Le titre de l’ouvrage peut donner l’impression d’un contenu « classique », c’est-à-dire d’une myriade de textes visant à retracer uniquement les résultats de différents travaux menés par des anthropologues employés par le secteur public. Ce n’est pas le cas. Les expériences relatées parlent effectivement de recherche, mais au lieu d’un discours alarmiste sur la difficulté d’épouser une carrière universitaire, les auteurs font part de leurs expériences concrètes de vie et nous partagent leurs craintes et les défis auxquels ils ont dû faire face. Malgré tout, ils disent se sentir utiles à la société. Au final, le plus important n’est pas la linéarité d’une carrière universitaire à titre d’anthropologue, mais ce que la discipline peut apporter dans divers secteurs d’activité en termes de capacité d’adaptation, de compréhension de l’Autre, de méthodologie et de réflexivité.

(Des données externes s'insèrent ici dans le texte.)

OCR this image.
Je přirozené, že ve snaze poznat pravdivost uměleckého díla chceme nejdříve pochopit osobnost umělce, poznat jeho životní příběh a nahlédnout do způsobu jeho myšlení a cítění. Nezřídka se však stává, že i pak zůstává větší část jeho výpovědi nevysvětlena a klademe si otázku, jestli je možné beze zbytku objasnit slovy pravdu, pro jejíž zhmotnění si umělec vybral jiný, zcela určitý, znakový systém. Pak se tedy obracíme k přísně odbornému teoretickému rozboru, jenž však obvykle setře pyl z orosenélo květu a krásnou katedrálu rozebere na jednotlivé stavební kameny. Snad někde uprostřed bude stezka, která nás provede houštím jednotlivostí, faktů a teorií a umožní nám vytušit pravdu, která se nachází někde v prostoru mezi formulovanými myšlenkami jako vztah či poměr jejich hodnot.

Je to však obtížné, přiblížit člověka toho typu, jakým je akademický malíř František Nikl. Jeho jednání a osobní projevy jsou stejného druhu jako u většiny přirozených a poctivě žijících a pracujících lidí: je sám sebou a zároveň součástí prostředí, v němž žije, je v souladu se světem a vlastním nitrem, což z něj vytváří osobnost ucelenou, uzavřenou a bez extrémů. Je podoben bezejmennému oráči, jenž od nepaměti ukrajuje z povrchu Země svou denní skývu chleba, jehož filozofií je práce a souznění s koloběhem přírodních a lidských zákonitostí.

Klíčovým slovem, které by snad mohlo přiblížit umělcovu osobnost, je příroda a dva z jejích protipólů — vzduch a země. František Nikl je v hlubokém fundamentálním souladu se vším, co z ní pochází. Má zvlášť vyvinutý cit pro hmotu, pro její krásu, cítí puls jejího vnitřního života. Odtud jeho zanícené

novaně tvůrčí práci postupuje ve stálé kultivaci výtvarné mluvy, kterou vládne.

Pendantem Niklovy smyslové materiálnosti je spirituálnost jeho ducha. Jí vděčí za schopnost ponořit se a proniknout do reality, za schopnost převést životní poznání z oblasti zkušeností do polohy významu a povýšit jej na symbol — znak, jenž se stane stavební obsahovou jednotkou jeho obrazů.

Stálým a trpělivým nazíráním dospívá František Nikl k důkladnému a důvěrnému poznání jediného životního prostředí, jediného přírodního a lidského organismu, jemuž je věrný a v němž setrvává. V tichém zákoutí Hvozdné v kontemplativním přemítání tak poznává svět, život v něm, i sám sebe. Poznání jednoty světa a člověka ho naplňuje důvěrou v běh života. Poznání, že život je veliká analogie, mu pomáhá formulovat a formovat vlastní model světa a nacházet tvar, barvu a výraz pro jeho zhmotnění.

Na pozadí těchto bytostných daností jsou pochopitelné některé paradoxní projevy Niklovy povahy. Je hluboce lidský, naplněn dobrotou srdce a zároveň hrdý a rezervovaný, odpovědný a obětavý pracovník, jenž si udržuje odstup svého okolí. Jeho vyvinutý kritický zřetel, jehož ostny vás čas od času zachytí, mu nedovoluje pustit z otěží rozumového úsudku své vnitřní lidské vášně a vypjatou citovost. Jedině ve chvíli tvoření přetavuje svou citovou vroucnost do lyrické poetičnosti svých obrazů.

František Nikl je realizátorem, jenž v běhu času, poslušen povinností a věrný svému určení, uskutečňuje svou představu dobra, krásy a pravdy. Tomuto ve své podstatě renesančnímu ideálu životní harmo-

MacClancy a choisi le cas du Royaume-Uni, mais cet ouvrage est un premier pas vers la documentation et l’analyse des défis du monde universitaire actuel en général et dépeint la réalité du marché du travail lorsque les anthropologues choisissent de ne pas (ou ne peuvent pas) poursuivre comme enseignant chercheur. La lecture de cet ouvrage n’est pas ardue et s’adresse à un large public curieux de connaitre, à travers différents parcours de vie, la façon dont l’anthropologie et le secteur public coconstruisent la société.